Bei gerichtlichen Auseinandersetzungen spielt der Inhalt der Behandlungs­verträge bei IGeL immer wieder eine Rolle. Folgende Punkte sind zu beachten: 

  • Es muss erkenntlich sein, dass es sich um einen Behandlungsvertrag handelt, am besten mit der Überschrift „Behandlungsvertrag“.
  • Die persönlichen Daten der Patientin bzw. des Patienten sind vollständig aufzuführen (Name, Anschrift, Geburtsdatum), ebenso der Name und die Anschrift der Ärztin bzw. des Arztes.
  • Unterzeichnung des Vertrags mit Datum.
  • Im Behandlungsvertrag vermerken, dass die Leistungen auf Wunsch erbracht werden. Auch sollte der Hinweis nicht fehlen, dass die Krankenkassen in der Regel die Kosten für IGeL nicht erstatten.
  • Die voraussichtlichen Kosten für die vorgesehenen IGeL im Vertrag benennen.
  • Ärztin/Arzt und Patientin/Patient erhalten je ein gleichlautendes Exemplar des Vertrags.

Aufklärungspflicht

Den Versicherten der gesetzlichen Krankenkassen fehlt es häufig an dem Bewusstsein, dass Kosten für Behandlungen als IGeL anfallen. Deswegen muss vor der Inanspruchnahme von IGeL entsprechend aufgeklärt werden. Die Versicherten der Krankenkassen genießen einen gewissen Schutz vor erheblichen finanziellen Risiken, die entstehen können, wenn (kostspielige) IGeL in Anspruch genommen werden. Da den Patientinnen und Patienten die Kosten nicht bekannt sind, ist unbedingt in dem schriftlichen Behandlungsvertrag auch über die Höhe der voraussichtlich anfallenden Kosten aufzuklären. Am besten benennen Sie die wahrscheinlich zur Abrechnung gelangenden GOÄ-Positionen, zusammen mit Steigerungsfaktor und Endbetrag. Ein Kostenvoranschlag bei IGeL, die sogenannte „wirtschaftliche Aufklärung“, kann von entscheidender Bedeutung sein. Immer wieder wird die Begleichung von IGeL-­Liquidationen ganz oder teilweise verweigert, insbesondere wenn Patientinnen und Patienten mit dem Behandlungsergebnis nicht zufrieden sind.
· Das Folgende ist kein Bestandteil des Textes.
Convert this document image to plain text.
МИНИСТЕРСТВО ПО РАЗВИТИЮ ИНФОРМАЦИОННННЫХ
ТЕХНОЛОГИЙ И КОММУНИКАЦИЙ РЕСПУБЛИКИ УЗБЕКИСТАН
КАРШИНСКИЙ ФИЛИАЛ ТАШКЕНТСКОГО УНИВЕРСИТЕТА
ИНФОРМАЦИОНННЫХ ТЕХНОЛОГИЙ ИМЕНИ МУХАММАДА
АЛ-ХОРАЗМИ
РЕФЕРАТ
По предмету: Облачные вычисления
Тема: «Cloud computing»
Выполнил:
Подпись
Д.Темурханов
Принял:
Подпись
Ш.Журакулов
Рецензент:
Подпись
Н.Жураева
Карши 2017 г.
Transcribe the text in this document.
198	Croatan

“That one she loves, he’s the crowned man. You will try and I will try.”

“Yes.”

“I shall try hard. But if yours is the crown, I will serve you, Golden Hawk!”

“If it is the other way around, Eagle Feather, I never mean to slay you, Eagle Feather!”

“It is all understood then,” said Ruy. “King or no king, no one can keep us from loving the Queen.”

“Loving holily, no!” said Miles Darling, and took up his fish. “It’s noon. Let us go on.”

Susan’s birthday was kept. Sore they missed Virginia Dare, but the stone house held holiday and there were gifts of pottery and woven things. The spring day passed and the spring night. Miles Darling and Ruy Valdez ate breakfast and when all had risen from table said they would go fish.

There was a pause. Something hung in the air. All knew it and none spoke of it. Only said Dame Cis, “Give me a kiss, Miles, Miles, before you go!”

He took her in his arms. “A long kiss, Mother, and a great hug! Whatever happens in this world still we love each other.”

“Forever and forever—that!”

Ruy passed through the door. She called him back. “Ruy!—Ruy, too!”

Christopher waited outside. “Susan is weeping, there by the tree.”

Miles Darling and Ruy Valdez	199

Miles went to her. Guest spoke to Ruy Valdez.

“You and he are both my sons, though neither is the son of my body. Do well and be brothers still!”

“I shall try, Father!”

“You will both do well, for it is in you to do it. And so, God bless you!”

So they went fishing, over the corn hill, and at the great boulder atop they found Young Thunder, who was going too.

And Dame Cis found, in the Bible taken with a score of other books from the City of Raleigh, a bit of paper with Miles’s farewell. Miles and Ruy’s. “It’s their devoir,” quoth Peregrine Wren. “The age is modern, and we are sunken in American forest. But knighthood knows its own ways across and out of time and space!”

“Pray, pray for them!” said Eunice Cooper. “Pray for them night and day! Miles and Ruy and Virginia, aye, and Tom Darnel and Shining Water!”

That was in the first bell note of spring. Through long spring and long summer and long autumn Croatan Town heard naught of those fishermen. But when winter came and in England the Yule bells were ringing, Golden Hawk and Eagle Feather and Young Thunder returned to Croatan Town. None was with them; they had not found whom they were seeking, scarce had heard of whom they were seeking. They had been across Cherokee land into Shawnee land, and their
Argumentiert wird dann, dass die IGeL nicht in Anspruch genommen worden wären, wenn die (hohen) Kosten vorab bekannt gewesen wären. 

Wichtig

Bei Versicherten der gesetzlichen Krankenkassen ist der Abschluss eines schriftlichen Behandlungs­vertrags vor der Erbringung von IGeL verpflichtend.

Im Behandlungsvertrag vermerken, dass die IGeL „auf Wunsch“ erbracht werden.

Mit dem Behandlungsvertrag auch über die voraussichtlichen Kosten der vorgesehenen IGeL aufklären, am besten durch Benennung der wahrscheinlich zur Abrechnung gelangenden GOÄ-Positionen, zusammen mit Steigerungsfaktor und Endbetrag. 

IGeL immer gemäß der GOÄ liquidieren.

Fazit

Ob ein Behandlungsvertrag auch bei Bagatell-IGeL, wie bei einfachen Bescheinigungen nach Nr. 70 der GOÄ, geschlossen werden sollte, mag dahingestellt sein. Auch bei Bagatell-IGeL ist lege artis eine Liquidation nach der GOÄ auszustellen.